Obviously, investors are rattled after this sell-off and questioning, what’s happening to the bull market?
Well if you didn’t notice the NASDAQ hit an all-time high on August 29th (8,114), the S&P 500 hit an all-time high on September 20th (2,935), and the DOW hit an all-time high on October 3rd (26,952).
And today, where do we stand? The NASDAQ has declined about -9.5% from the peak, the S&P 500 -7.7% and the DOW -7.51% from all-time highs. This is called a correction, we experienced one in February of this year and from that point, we’re still +4.7% higher off the lows in the S&P 500. These drawdowns are a normal part of investing, however, with bonds and equities falling together this is slightly abnormal. The mix of an overheating economy and rising inflation creates a much higher probability of prolonged volatility into 2019.
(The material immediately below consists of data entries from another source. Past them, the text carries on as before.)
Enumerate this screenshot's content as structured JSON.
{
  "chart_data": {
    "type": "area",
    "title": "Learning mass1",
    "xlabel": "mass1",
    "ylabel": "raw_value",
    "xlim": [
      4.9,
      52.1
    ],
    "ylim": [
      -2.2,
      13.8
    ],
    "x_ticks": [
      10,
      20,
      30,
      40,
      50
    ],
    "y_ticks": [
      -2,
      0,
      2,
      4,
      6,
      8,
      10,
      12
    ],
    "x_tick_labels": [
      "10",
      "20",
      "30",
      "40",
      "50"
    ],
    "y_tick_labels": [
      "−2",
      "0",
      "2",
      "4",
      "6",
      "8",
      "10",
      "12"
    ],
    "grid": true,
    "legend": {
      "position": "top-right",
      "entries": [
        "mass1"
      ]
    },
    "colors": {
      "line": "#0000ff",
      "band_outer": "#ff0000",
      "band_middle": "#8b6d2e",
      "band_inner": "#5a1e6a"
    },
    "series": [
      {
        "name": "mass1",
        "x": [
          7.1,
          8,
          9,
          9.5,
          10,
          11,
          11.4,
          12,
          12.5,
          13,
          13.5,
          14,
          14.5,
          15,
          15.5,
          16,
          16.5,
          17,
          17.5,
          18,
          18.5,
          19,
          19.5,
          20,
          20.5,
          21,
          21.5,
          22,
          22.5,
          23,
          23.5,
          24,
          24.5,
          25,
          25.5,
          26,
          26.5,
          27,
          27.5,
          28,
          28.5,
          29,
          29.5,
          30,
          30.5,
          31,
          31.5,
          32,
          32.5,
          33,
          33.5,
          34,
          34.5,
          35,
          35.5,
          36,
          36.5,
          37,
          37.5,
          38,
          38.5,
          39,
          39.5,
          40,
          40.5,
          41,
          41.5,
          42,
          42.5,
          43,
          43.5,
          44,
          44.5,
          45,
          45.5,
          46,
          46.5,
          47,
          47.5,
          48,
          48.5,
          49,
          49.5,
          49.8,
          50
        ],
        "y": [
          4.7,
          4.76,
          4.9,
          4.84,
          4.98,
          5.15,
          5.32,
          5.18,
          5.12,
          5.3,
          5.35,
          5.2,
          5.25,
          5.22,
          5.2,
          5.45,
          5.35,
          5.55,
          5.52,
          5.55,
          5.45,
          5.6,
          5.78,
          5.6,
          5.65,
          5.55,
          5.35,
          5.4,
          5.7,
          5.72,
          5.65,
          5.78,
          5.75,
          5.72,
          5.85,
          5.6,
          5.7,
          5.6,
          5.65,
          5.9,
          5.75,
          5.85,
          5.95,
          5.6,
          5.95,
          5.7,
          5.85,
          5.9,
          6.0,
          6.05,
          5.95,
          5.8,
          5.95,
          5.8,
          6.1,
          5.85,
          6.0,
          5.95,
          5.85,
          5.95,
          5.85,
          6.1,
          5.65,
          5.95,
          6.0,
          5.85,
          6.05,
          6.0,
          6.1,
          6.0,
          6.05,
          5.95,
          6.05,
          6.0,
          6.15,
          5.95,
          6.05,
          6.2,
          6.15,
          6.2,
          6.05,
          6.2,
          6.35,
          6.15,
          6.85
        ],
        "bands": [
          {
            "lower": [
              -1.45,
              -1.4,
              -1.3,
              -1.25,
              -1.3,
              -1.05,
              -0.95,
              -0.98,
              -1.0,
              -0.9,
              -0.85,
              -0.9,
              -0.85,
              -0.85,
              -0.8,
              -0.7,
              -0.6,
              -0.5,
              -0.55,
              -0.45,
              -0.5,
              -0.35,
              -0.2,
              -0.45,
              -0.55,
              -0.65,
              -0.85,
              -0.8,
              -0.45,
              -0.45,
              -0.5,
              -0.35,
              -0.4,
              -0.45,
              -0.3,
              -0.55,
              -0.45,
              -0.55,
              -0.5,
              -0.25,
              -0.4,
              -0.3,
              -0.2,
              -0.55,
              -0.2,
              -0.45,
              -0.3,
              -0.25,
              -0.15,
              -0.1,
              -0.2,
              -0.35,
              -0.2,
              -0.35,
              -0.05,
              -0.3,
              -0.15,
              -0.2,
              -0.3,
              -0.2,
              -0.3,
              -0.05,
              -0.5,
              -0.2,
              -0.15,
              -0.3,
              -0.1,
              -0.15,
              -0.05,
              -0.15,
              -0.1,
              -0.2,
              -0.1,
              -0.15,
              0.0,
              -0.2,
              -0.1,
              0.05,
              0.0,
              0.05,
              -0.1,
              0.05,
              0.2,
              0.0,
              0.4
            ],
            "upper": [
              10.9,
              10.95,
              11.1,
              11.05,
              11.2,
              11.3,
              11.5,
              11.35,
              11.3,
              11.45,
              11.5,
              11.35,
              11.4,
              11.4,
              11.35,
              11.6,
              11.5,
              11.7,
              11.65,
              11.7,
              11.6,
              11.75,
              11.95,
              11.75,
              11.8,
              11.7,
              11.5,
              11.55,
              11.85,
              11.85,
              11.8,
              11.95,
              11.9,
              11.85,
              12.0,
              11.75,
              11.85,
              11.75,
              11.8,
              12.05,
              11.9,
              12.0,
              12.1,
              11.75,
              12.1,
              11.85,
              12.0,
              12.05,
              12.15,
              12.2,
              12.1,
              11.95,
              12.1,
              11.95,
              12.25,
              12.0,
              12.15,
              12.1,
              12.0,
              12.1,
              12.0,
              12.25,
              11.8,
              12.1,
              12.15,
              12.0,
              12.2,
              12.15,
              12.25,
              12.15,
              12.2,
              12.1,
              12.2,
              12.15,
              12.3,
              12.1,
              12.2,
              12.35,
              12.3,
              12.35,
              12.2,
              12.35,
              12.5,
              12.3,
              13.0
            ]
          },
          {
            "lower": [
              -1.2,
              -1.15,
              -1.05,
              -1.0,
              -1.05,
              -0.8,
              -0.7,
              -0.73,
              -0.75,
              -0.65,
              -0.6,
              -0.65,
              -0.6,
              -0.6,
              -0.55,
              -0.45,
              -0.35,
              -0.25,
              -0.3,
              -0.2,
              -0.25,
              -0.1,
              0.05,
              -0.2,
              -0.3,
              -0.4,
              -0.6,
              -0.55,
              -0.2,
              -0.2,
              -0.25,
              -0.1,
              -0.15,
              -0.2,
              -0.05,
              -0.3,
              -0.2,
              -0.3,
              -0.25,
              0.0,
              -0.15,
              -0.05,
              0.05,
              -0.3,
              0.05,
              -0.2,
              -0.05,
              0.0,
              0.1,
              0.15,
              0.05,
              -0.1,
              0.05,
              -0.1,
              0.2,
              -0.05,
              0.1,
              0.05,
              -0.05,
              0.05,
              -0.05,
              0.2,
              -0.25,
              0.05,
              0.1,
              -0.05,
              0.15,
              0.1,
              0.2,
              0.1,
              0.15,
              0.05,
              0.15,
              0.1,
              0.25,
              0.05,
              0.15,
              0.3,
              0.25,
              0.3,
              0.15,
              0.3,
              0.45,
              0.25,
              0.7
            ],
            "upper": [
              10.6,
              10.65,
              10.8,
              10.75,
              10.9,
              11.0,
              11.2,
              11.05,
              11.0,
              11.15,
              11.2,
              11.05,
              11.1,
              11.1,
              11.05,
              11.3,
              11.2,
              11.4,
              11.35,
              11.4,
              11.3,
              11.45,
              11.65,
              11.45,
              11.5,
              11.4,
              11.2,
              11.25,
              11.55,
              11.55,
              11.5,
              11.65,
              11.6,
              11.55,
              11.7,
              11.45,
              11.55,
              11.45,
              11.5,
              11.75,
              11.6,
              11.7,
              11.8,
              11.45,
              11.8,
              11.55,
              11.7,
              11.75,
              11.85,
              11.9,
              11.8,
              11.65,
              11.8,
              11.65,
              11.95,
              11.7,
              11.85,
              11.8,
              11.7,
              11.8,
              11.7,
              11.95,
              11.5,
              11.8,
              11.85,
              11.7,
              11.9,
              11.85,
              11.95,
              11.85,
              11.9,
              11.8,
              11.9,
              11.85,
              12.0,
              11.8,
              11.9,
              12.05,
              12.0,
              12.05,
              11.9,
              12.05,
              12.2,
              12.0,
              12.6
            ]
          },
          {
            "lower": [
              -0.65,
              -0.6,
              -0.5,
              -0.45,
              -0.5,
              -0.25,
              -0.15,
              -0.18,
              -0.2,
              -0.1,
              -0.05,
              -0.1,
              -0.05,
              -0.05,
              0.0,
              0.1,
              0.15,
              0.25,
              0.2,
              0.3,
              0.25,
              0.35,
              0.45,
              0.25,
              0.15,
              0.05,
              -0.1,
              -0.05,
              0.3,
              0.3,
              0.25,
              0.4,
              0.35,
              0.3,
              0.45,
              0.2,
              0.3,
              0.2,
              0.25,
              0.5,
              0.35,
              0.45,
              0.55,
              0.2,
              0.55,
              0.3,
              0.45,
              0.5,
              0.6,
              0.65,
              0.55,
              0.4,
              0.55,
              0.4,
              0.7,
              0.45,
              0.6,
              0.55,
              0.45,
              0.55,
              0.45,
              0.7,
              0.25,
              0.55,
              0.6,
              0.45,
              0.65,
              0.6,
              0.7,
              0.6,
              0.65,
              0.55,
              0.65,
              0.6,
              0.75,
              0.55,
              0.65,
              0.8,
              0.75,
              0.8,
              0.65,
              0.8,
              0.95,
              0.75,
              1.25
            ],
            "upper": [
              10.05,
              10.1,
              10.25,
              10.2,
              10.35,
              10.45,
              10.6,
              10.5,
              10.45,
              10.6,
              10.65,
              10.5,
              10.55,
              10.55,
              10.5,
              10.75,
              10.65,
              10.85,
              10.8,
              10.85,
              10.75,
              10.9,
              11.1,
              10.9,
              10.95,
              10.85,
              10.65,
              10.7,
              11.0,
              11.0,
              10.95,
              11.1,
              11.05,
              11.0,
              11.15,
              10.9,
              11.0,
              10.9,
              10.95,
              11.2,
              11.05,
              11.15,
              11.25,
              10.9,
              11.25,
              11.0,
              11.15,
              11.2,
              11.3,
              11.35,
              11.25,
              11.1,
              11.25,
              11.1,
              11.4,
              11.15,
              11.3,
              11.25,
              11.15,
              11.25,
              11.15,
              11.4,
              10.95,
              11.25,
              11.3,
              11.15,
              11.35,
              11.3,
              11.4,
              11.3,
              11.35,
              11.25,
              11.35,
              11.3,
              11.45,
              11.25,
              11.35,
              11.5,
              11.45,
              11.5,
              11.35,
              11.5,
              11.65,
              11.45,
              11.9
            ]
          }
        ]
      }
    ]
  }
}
The Volatility Index, or VIX, is an index created by the Chicago Board Options Exchange (CBOE), which tracks the market’s expectation of 30-day volatility. It is constructed using the implied volatilities on S&P 500 index options. Read More on Investopedia
During the market contraction in February, the VIX reached $38 and fell to a low of $10.52 as markets charged back to all-time highs at the end of Q3. Now the VIX is in the low $20’s range as uncertainty persists the more active the VIX will be. What do professionals make of this? Jonathan Golub of Credit Suisse expects the market to pop back despite the recent spike in volatility. Golub, in a note to clients this week, blamed the recent sell-off on what he dubbed “post-traumatic volatility disorder.”
The note read “It is not unusual for markets to remain jittery for some time — perhaps 2-3 months — following a spike in the VIX,” the CBOE Volatility Index spiked as high as 25 this month. In lieu of that, we have issued our guidance on How to Prepare for a Bear Market and previously stated by DWS Partner, Kiernan Easton “I am not of the opinion that Tech’s latest fall signals anything more than a buying opportunity for those with a little cash on standby.”
I’m also in that camp, as the lineup of tech earnings permeate we should experience more investor confidence. On deck for tomorrow October 24th is Microsoft, the company has had a long streak of beating analyst’s expectations, with revenue beating estimates in 19 out of the last 20 quarters.